Los humanos

Por Viridiana Nárud

Es reconfortante ver en el teatro historias de gente parecida a nosotros, que hablen vistan y tengan problemas similares al promedio de la población. Hablar de la familia y sus problemáticas tiene un grado de complejidad cuando se desea revelar un conflicto en particular. En “Los humanos” obra escrita por Stephen Karam se plantean distintos conflictos en donde el ser humano queda expuesto.

Es Navidad, la familia de Bere novia de Rich, viene a festejar y a conocer su nuevo departamento ubicado en el centro de la ciudad.

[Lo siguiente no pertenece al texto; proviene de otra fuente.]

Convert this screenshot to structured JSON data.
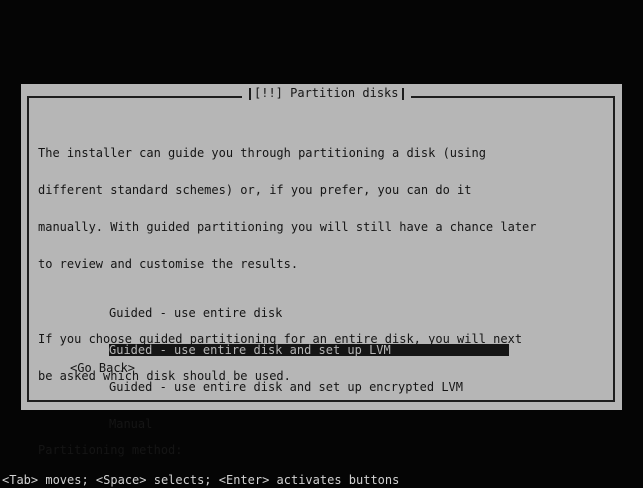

Es un espacio poco acogedor al que apenas da la luz, sin embargo, su costo es accesible debido a la actual problemática de costo de la renta en las ciudades. La escena principal transcurre con diálogos que carecen de acción dramática y que dibujan muy bien los clichés del hablar cotidiano. La madre, habla y actúa como una típica madre; el padre, como un típico padre y así consecutivamente. ¿Qué se nos revela o cuál es el conflicto? No queda claro.

Conforme transcurre la obra, verdades aparentemente siniestras tratan de salir a luz, sin embargo, el constructo narrativo o trama queda trazado por la superficie, el iceberg no tiene fondo así que el colapso será inminente. La dirección de Diego del Río se apoya en la dirección de actores. Todos cumplen su papel de buena manera, pero existe algo que se antepone y es el discurso. Daré dos ejemplos: El uso del escenario. El Foro Shakespeare está dividido en sala y escenario. En el primero, los espectadores se sientan y en el segundo transcurre la obra. Diego del Río opta por abrir un espacio dentro del teatro obligando al espectador a ver gran parte de la obra volteado, la pregunta: ¿qué gana la obra o el espectador al hacer este juego? El segundo ejemplo es el final de la obra: La obra tiene un ritmo, que juega con lo siniestro, pero desde su constructo las voces de los personajes no permiten que esto se logre. El final queda expuesto como un gran melodrama con un crescendo que rompe con el ritmo.

Los humanos es una obra demasiado humana, que a manera de entender el texto, sólo es necesario ajustarse a él ya que no existe ningún conflicto que genera la tensión y nos permita llegar de manera orgánica al clímax. Existe un gran ejemplo en la creación de tramas siniestros, incómodos, que transgreden al espectador: “Festen” película de Thomas Vintenberg es una escuela de cómo revelar secretos dentro de la familia con conflictos claros mientras todo transcurre en una cena familia.